Pakistan was convulsed by intense violence throughout 2009. Conflict between the Pakistani army and armed opposition groups in the North-West Frontier Province (NWFP) and in the Federally Administered Tribal Areas (FATA) displaced more than two million people, while numerous bombings in major Pakistani cities killed hundreds and injured thousands. In the province of Balochistan, a long-running conflict continued beyond the media’s glare. Across the country, people suffer from a general lack of health care, and Pakistan features one of the highest infant and maternal mortality rates in the region.
Difficult living conditions in Pakistan’s more remote regions were made even worse by the violence, which has escalated over the last two years. Insecurity and travel restrictions limit the provision of medical services to people most in need. MSF was unable to provide medical support during fighting in Kurram, Swat, and South Waziristan.

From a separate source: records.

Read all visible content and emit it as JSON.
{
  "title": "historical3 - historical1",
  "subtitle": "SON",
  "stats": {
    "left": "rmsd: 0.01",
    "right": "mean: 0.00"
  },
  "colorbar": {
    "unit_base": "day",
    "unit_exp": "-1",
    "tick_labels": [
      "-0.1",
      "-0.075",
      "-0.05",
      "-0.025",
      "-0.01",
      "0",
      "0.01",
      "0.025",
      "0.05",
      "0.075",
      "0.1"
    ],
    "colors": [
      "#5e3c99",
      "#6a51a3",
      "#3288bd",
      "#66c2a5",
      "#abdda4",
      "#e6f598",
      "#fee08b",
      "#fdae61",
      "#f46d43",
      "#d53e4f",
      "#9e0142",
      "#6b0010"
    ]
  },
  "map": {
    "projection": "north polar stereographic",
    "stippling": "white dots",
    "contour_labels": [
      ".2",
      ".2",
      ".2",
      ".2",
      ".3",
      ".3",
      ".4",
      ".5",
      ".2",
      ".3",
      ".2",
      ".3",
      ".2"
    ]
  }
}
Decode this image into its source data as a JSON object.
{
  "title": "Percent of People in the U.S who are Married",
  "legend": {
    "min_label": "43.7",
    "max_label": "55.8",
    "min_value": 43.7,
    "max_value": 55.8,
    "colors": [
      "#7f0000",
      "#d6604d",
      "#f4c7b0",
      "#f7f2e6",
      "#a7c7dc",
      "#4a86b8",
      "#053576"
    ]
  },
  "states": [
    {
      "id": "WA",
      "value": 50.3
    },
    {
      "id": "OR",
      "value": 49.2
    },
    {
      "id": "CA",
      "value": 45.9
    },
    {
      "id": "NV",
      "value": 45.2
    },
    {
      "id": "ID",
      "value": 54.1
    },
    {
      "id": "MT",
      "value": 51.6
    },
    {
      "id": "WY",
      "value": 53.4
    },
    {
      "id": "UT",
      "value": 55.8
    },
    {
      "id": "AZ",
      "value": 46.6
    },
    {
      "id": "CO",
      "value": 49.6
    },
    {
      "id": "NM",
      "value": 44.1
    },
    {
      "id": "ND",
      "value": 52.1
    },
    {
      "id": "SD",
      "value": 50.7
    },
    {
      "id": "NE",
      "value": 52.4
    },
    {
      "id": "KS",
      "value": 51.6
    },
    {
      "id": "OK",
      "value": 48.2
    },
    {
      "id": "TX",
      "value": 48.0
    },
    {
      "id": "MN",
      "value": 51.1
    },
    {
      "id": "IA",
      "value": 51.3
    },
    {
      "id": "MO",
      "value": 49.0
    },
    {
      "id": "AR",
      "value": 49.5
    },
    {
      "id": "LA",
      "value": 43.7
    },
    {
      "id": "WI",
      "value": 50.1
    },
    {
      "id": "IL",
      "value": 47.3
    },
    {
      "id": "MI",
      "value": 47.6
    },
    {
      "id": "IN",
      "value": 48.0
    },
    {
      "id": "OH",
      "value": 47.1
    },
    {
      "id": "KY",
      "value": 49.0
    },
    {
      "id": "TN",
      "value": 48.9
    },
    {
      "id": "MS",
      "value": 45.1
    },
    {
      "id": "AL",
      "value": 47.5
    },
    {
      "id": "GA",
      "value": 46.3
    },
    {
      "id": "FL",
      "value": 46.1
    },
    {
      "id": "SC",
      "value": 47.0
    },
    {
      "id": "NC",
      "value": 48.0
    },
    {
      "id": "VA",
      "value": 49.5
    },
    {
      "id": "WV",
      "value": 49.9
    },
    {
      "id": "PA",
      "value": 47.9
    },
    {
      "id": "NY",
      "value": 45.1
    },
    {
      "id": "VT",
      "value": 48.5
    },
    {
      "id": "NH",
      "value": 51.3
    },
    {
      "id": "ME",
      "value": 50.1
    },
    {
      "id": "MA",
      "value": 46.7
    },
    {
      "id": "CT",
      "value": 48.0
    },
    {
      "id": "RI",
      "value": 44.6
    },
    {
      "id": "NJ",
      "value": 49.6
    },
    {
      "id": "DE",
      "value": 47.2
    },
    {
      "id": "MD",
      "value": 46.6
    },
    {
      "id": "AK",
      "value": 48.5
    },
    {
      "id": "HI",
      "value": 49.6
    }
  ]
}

Intensifying violence in NWFP’s Swat Valley forced MSF to suspend emergency activities there in April. It had been the only international organization with a permanent international team supporting the hospital in the town of Mingora and providing ambulance services in the region. Earlier, in February, two MSF medical workers—Riaz Ahmad and Nasar Ali—were shot and killed while driving in a marked ambulance en route to retrieve civilians injured in fighting in the town of Charbagh. While more than one million people reportedly fled a government offensive in May against Swat-based militants, many others remained trapped, caught in crossfire, or immobilized by curfews. They were unable to access food, water, and medical care.
As civilians continued to flee Swat and Buner and pour into other parts of NWFP, most settled with resident families. Providing assistance was extremely challenging because of difficulties in accessing insecure areas and identifying those who sought refuge in the major cities, although MSF managed to assist many people who sought refuge in schools, community centers, and private homes. Some displaced were sheltered in over two dozen improvised camps set up by the Pakistani government. MSF set up camps for thousands of people in Mardan and Lower Dir. Many people suffered from heat exhaustion and cholera.
Before many people began returning home in late summer, thousands were treated by MSF in hospitals, health clinics, and in displacement camps in Mardan District, Malakand District, Peshawar, and Lower Dir. But hospitals were still overwhelmed. Many patients in Lower Dir suffered from serious war-related injuries, among them children with gunshot- and explosive-related wounds. By the end of October, the Pakistani army reopened a front against militants in Bajaur Agency, leading to renewed flight of most of the local population towards Lower Dir. MSF assists 1,500 of these families.
In mid-October, the Pakistani army attacked militants entrenched in South Waziristan, a vast mountainous district in FATA straddling the border with Afghanistan. Up to 300,000 people reportedly fled towards the neighboring district of Dera Ismael Khan. While MSF teams identified significant needs in the district’s main hospitals, authorities were still refusing to authorize the presence of international staff there by year’s end. Fighting in FATA’s Kurram Agency has led to the near-collapse of the health system there. Since 2004, MSF has been working in Kurram and since 2006 has offered outpatient pediatric and maternal healthcare services in Sadda and Alizai. Since December there has been an acute intensification of fighting, leading thousands to be displaced. A daily curfew only allows the population to reach the hospital in Saada a couple of hours a day, greatly reducing access to treatment. For the second time within six months, a rocket landed on Sadda hospital on December 9. MSF called all parties involved in the conflict to respect the safety of the hospital in order to guarantee access to safe treatment to the patients in need of medical care.
Conflict and suffering also continued in Balochistan, where residents have long been neglected and marginalized. The eastern region’s health-care capacity is minimal at best; infant and maternal mortality rates are very high. Up to end of November 2009, MSF treated more than 3,509 malnourished children in its emergency feeding program. On the western side of Balochistan, MSF provided health care to Afghan refugees and many Baloch people near Quetta and the Afghan border, and supported mother and child healthcare, with between 100 and 150 babies delivered each month.
In a region where western powers involved in counterinsurgency operations are also major donors, the provision of humanitarian aid has largely been linked with political objectives. As in all conflict zones, MSF, an international, private medical organization independent of political, religious, and economic objectives, disassociates itself from these policies. In Pakistan, MSF does not accept funding from any government, relying solely on private donations from the general public.